Jean-Michel Basquiat led this market by a mile in 2017, both at auction and in private offerings. The late New York artist, whose powerful, distinctive oeuvre has been the subject of several recent museum exhibitions, cracked the $100m mark in May, when the Japanese collector Yusaku Maezawa bought a skull painting that had been off the market for more than 30 years, doubling the previous record (also paid by Maezawa, in 2016). It capped an auction streak for Basquiat, whose works have overtaken former market favourite Andy Warhol and the Abstract Expressionists, who once dominated this sector.

The runners-up in the category, while still staggering prices, represent a comedown from these artists’ market highs between 2013 and 2015. The fact that so much of the material offered in the evening sales carries some form of guarantee (including the Basquiat and the Warhol) has muted saleroom drama and fuelled complaints that the top end of the market is essentially a closed system. Bigger movements and pleasant surprises can be found below $5m, as seen with new records for Njideka Akunyili Crosby, Carmen Herrera, Lee Krasner, Kerry James Marshall and Laura Owens, while a rebound in day sales bodes well—at Phillips, the New Now emerging art auction in December notched its highest-ever total in London—with potential for more diverse evening sales in future.

Photography

  1. Man Ray, Noire et Blanche (1926), €2.6m ($3.1m), Christie’s Paris, 9 November
  2. Man Ray, Portrait of a Tearful Woman (1936), $2.1m (£1.6m), Christie’s New York, 17 May
  3. Richard Prince, Untitled (Cowboy) (2001), $1.8m (£1.3m), Sotheby’s New York, 18 May
  4. Gilbert & George, Shag Stiff (1977), $1.5m (£1.1m), Sotheby’s New York, 8 March
  5. Gilbert & George, Red Morning (Hell) (1977), £848,750 ($1.1m), Christie’s London, 3 October

Man Ray still reigns supreme over the classic photography market, and Noire et Blanche (1926) is an archetypal example of his stylish, yet disconcerting work. It is, perhaps, the definitive Surrealist image—the great bohemian muse Kiki de Montparnasse’s face echoed by the African tribal mask that she caresses. It was first published by French Vogue in 1926, and the example at Christie’s Paris, one of the earliest of 24 made, was bought in 1926 by the French fashion designer and collector Jacques Doucet, later owned by the milliner Suzanne Talbot and appearing at Christie’s as part of the Thomas Koerfer collection.
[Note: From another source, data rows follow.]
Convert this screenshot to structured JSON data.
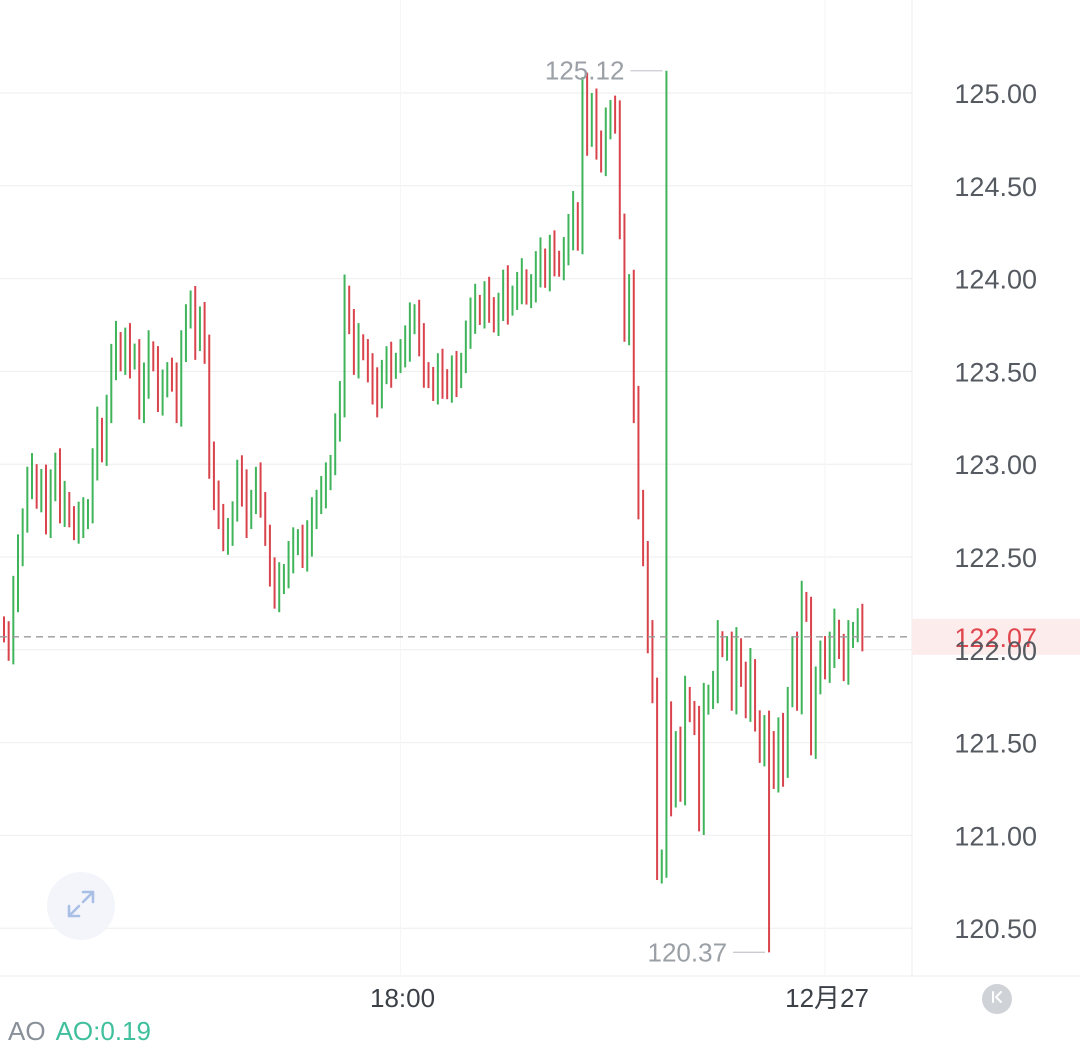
{
  "chart_data": {
    "type": "ohlc",
    "title": "",
    "xlabel": "",
    "ylabel": "",
    "ylim": [
      120.25,
      125.45
    ],
    "y_ticks": [
      {
        "value": 125.0,
        "label": "125.00"
      },
      {
        "value": 124.5,
        "label": "124.50"
      },
      {
        "value": 124.0,
        "label": "124.00"
      },
      {
        "value": 123.5,
        "label": "123.50"
      },
      {
        "value": 123.0,
        "label": "123.00"
      },
      {
        "value": 122.5,
        "label": "122.50"
      },
      {
        "value": 122.0,
        "label": "122.00"
      },
      {
        "value": 121.5,
        "label": "121.50"
      },
      {
        "value": 121.0,
        "label": "121.00"
      },
      {
        "value": 120.5,
        "label": "120.50"
      }
    ],
    "x_ticks": [
      {
        "index": 85,
        "label": "18:00"
      },
      {
        "index": 176,
        "label": "12月27"
      }
    ],
    "last_price": {
      "value": 122.07,
      "label": "122.07"
    },
    "max_marker": {
      "value": 125.12,
      "label": "125.12",
      "index": 142
    },
    "min_marker": {
      "value": 120.37,
      "label": "120.37",
      "index": 164
    },
    "colors": {
      "up": "#3fb45a",
      "down": "#d9434c",
      "last_price": "#e0464d",
      "grid": "#eeeeee"
    },
    "close": [
      122.08,
      122.0,
      122.3,
      122.5,
      122.7,
      122.9,
      122.95,
      122.8,
      122.9,
      122.7,
      122.85,
      123.0,
      122.75,
      122.8,
      122.7,
      122.65,
      122.7,
      122.7,
      122.75,
      123.0,
      123.2,
      123.05,
      123.3,
      123.55,
      123.65,
      123.55,
      123.65,
      123.55,
      123.6,
      123.3,
      123.45,
      123.6,
      123.55,
      123.35,
      123.4,
      123.5,
      123.45,
      123.3,
      123.6,
      123.8,
      123.85,
      123.65,
      123.8,
      123.6,
      123.0,
      122.85,
      122.7,
      122.6,
      122.6,
      122.75,
      122.95,
      122.85,
      122.7,
      122.8,
      122.9,
      122.8,
      122.6,
      122.4,
      122.3,
      122.35,
      122.4,
      122.5,
      122.55,
      122.6,
      122.5,
      122.6,
      122.7,
      122.8,
      122.85,
      122.9,
      123.0,
      123.2,
      123.35,
      123.9,
      123.75,
      123.55,
      123.65,
      123.6,
      123.5,
      123.4,
      123.35,
      123.5,
      123.55,
      123.5,
      123.55,
      123.6,
      123.65,
      123.75,
      123.8,
      123.65,
      123.5,
      123.45,
      123.4,
      123.5,
      123.45,
      123.4,
      123.5,
      123.45,
      123.55,
      123.7,
      123.8,
      123.85,
      123.8,
      123.9,
      123.85,
      123.75,
      123.85,
      123.95,
      123.85,
      123.9,
      123.95,
      124.0,
      123.9,
      123.95,
      124.05,
      124.1,
      124.0,
      124.15,
      124.1,
      124.05,
      124.15,
      124.25,
      124.35,
      124.2,
      125.0,
      124.75,
      124.95,
      124.7,
      124.65,
      124.8,
      124.9,
      124.85,
      124.3,
      123.7,
      123.95,
      123.3,
      122.8,
      122.5,
      122.05,
      121.8,
      120.8,
      120.85,
      121.6,
      121.2,
      121.5,
      121.25,
      121.75,
      121.65,
      121.6,
      121.1,
      121.7,
      121.75,
      121.8,
      122.05,
      122.0,
      122.0,
      121.75,
      122.0,
      121.85,
      121.7,
      121.9,
      121.6,
      121.45,
      121.55,
      121.5,
      121.3,
      121.55,
      121.35,
      121.75,
      122.0,
      121.75,
      122.25,
      122.2,
      121.5,
      121.8,
      122.0,
      121.9,
      122.0,
      122.1,
      122.0,
      121.9,
      122.05,
      122.1,
      122.15,
      122.07
    ]
  },
  "indicator": {
    "name": "AO",
    "value": "AO:0.19"
  },
  "controls": {
    "expand_icon": "expand-arrows-icon",
    "collapse_icon": "collapse-left-icon"
  }
}
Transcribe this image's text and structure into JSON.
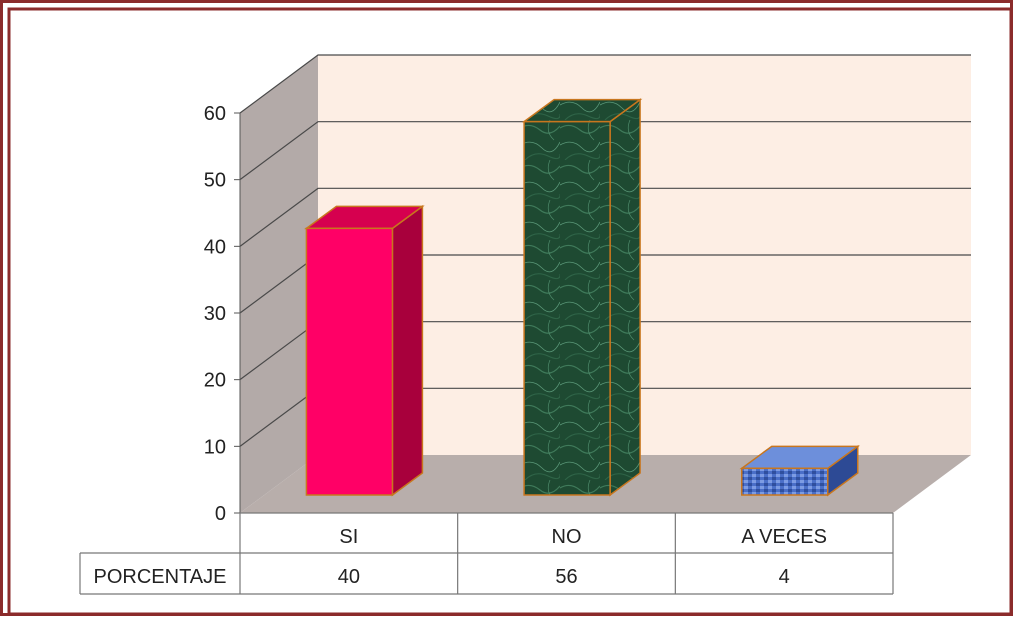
{
  "chart_data": {
    "type": "bar",
    "style": "3d-column",
    "categories": [
      "SI",
      "NO",
      "A VECES"
    ],
    "series": [
      {
        "name": "PORCENTAJE",
        "values": [
          40,
          56,
          4
        ]
      }
    ],
    "ylim": [
      0,
      60
    ],
    "yticks": [
      0,
      10,
      20,
      30,
      40,
      50,
      60
    ],
    "grid": true,
    "legend": "data-table-below",
    "bar_colors": [
      "#ff0066",
      "#1e4a32",
      "#4a6fc8"
    ],
    "side_colors": [
      "#a8003c",
      "#10301f",
      "#2d4a95"
    ],
    "top_colors": [
      "#d6004f",
      "#2c6446",
      "#6d8fdb"
    ],
    "bar_outline": "#c8761e",
    "wall_color": "#fdeee4",
    "side_wall_color": "#b3aaa8",
    "floor_color": "#b8aeab",
    "frame_color": "#8b2b2b"
  }
}
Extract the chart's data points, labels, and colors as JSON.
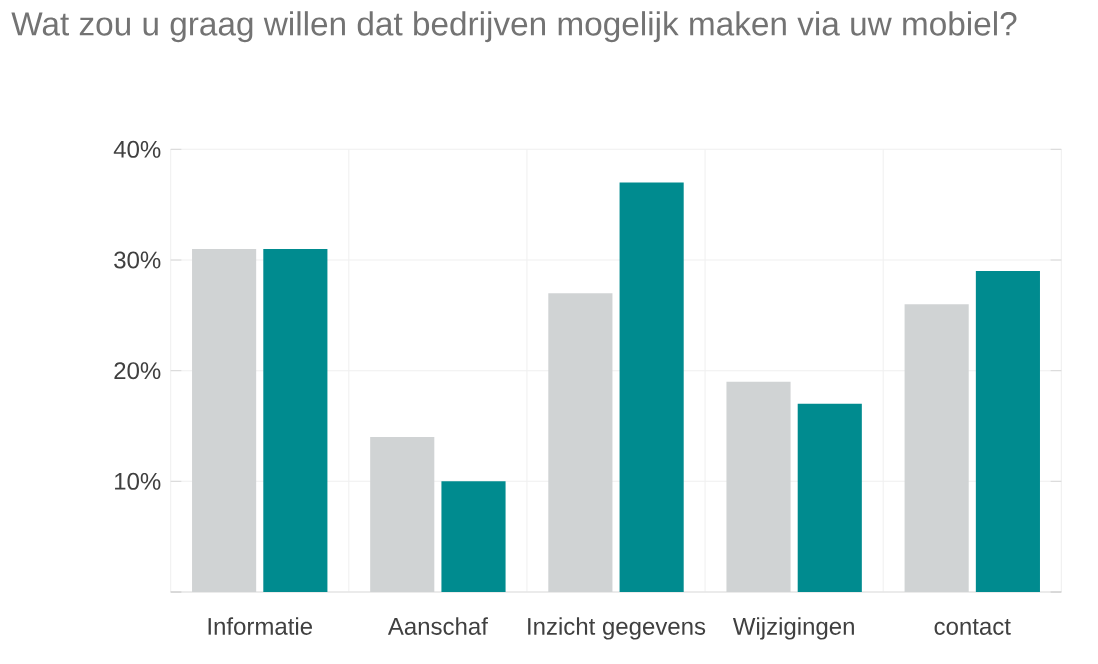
{
  "chart_data": {
    "type": "bar",
    "title": "Wat zou u graag willen dat bedrijven mogelijk maken via uw mobiel?",
    "categories": [
      "Informatie",
      "Aanschaf",
      "Inzicht gegevens",
      "Wijzigingen",
      "contact"
    ],
    "series": [
      {
        "color": "#d0d3d4",
        "values": [
          31,
          14,
          27,
          19,
          26
        ]
      },
      {
        "color": "#008b8f",
        "values": [
          31,
          10,
          37,
          17,
          29
        ]
      }
    ],
    "ylim": [
      0,
      40
    ],
    "yticks": [
      {
        "value": 0,
        "label": null
      },
      {
        "value": 10,
        "label": "10%"
      },
      {
        "value": 20,
        "label": "20%"
      },
      {
        "value": 30,
        "label": "30%"
      },
      {
        "value": 40,
        "label": "40%"
      }
    ],
    "grid": true
  }
}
The result trounced the previous auction price for an early print of Noire et Blanche—$396,000 in 2007—showing just how much Man Ray’s market has risen in a decade. The most expensive photograph ever sold in Paris, Noire et Blanche set an artist record for Man Ray and a new high for a classic photograph, although the overall record is still held by a contemporary work: Andreas Gursky’s huge Rhein II, sold at Christie’s New York for $4.3m in 2011.

Elsewhere, there were strong prices for Gilbert & George—seemingly ubiquitous in their anniversary year of 2017—with two large-scale composition works from 1977 leading the way.